The secretary of Georgia’s Athletic and Entertainment Commission decides whether fighters are evenly matched and if opponents will have a fair fight.
Secretary of State Brian Kemp appointed his deputy secretary, Kelly Farr, to handle the job, vacated when the previous secretary, Andy Foster, was recruited away by the state of California.
“Because we’re so critical about how we match, we’re the only state that’s not had a fighter die in the ring in a sanctioned fight,” said Georgia Commission Chairman Don Geary, who is critical of Farr.*
“He doesn’t have the skills that we require, and we’re not going to compromise,” added Geary.
Fighters and trainers worry the impasse between the Secretary of State and the commission threatens to kill the mixed martial arts industry in Georgia.

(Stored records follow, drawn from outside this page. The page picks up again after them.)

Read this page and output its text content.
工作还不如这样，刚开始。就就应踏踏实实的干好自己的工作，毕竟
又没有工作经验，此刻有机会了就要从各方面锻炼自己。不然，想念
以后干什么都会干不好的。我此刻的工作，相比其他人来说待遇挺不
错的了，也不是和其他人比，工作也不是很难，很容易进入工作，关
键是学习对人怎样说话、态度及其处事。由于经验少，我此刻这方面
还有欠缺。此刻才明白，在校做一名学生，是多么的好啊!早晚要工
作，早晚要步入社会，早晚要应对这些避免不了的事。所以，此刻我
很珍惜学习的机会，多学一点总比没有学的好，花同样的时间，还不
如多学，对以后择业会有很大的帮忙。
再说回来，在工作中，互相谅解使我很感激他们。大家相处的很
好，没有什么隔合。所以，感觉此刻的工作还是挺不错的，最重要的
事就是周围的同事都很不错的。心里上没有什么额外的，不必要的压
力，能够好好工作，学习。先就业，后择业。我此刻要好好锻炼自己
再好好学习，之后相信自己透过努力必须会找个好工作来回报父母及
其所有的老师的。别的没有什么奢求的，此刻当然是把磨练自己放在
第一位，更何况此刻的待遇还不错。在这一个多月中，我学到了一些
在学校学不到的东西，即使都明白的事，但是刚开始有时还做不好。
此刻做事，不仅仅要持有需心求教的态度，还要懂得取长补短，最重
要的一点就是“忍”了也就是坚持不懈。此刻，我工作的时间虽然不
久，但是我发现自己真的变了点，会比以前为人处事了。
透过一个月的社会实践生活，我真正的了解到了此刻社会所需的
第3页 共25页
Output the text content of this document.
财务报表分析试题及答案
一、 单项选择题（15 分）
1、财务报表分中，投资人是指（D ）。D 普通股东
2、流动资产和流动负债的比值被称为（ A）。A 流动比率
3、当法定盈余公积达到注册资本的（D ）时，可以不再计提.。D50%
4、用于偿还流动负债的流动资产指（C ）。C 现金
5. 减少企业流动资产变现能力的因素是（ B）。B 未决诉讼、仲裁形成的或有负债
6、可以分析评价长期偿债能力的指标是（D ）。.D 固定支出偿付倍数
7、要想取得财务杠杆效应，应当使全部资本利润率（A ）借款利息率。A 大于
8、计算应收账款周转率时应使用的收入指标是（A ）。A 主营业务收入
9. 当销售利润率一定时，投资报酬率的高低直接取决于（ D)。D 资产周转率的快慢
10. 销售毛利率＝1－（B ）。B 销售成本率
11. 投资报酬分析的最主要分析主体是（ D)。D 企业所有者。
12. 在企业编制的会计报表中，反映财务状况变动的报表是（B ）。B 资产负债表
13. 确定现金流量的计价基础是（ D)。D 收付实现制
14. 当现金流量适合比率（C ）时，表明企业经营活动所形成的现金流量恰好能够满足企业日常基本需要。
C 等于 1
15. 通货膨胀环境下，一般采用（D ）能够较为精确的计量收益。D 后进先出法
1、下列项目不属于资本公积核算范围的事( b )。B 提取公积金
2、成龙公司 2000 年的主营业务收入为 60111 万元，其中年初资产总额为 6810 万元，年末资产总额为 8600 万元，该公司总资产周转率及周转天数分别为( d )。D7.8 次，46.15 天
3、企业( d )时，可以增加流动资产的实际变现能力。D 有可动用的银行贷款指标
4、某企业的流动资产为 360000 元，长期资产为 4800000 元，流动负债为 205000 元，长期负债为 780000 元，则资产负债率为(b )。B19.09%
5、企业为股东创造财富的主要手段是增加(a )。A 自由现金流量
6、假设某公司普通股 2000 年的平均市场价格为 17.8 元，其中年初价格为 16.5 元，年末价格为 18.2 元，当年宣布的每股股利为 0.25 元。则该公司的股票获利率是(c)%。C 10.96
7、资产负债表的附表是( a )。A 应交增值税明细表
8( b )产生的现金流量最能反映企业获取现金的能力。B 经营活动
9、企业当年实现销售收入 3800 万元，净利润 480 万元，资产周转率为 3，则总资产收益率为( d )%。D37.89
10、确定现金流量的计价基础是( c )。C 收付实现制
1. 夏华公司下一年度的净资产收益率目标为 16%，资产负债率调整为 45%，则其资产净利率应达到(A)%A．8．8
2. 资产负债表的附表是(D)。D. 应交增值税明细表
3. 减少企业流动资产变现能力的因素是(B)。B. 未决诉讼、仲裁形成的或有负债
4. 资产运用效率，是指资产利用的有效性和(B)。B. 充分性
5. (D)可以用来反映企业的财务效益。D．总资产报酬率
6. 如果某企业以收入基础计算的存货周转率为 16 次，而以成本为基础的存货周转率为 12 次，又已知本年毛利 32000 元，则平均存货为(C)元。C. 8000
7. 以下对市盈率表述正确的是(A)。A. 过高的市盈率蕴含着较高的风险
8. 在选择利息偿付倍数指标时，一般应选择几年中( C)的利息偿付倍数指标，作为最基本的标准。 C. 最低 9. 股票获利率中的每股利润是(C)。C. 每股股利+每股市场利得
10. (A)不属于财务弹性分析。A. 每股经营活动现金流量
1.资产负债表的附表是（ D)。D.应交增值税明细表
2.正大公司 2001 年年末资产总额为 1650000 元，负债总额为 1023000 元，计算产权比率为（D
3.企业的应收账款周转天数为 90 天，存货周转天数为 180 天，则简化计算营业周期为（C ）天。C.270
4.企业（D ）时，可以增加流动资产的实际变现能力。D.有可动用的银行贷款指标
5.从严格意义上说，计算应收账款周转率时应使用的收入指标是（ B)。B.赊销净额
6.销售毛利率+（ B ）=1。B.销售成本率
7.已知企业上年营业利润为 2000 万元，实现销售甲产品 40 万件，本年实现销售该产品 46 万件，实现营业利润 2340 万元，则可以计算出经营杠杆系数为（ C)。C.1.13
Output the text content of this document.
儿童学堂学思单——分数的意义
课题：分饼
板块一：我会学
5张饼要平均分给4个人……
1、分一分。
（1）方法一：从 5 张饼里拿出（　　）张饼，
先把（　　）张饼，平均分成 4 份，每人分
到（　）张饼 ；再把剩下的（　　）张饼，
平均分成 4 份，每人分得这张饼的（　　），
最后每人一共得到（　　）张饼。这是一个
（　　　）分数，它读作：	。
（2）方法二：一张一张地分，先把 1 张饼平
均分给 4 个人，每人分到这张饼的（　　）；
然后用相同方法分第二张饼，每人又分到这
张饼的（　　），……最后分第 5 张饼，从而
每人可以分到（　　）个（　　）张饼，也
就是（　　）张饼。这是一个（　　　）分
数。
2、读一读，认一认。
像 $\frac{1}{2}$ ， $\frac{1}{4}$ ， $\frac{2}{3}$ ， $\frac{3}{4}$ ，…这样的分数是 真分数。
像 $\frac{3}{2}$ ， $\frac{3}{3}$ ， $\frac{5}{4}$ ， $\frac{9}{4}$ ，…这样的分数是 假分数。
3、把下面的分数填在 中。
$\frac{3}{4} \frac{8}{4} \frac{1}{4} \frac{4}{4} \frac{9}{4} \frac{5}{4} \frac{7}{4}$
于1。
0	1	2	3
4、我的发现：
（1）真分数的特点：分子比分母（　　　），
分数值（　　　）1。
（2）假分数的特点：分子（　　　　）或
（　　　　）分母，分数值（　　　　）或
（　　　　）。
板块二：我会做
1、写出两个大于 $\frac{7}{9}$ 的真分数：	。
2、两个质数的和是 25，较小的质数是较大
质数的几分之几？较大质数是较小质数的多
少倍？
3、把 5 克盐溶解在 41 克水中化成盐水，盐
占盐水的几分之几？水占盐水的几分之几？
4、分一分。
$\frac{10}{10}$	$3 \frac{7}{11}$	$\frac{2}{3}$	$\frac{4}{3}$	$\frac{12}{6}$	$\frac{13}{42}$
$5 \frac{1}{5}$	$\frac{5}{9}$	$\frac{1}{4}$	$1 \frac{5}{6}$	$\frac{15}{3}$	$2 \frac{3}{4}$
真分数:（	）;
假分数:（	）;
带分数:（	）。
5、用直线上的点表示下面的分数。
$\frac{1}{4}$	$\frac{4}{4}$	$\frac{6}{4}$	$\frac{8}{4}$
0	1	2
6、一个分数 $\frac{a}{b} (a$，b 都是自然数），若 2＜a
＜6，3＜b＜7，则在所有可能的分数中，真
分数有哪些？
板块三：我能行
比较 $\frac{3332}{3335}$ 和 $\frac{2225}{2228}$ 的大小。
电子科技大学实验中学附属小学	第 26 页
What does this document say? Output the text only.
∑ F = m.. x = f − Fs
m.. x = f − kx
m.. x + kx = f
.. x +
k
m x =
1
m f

But Kemp said he will not re-visit the appointment issue until after the upcoming legislative session, saying he placed Farr in the role as a cost-saving measure.
“I’m fully confident he has the ability to do the job, he’s done it before,” said Kemp, who told Channel 2 investigative reporter Jodie Fleischer, he didn’t want to appoint someone new, and then have to fire them if the legislature forces more budget cuts.
“We’re ready to support the commission. If they choose not to work with us, then that’s something I can’t control,” said Kemp.
Critics say Kemp’s decision will not save money, but cost Georgia’s economy.
“People will lose their jobs, gyms will close,” said manager Megan Swartzlander, who worries about the hundreds of athletes, gym owners, trainers, and promoters.
“They would go to other states, they would have to shut down or they would have to find some other means of employment,” she added.
The UFC has said it will only promote events in states with a functioning commission.
If Georgia’s commission refuses to approve fights with Farr’s decisions, UFC has indicated it would no longer host events in Georgia, events that routinely fill hotel rooms and restaurants. Even the 70 to 100 local events each year could be knocked out.
“When you look at total impact to the community and not just directly to the coffers? It’s millions … millions,” said Geary.
Farr appeared frustrated at Tuesday’s commission meeting, butting heads with commissioners several times.
“I don’t know what ya’ll want from me or need from me to convince you I’m qualified to do the job, but I feel I am,” Farr told the commissioners.
They voted to approve a temporary fix for one month, allowing the Association of Boxing Commissions to approve the fighter matches.
*This is obviously not what Farr said, the sports is regulated in nearly every State and Province in North America and has suffered only a handful of deaths.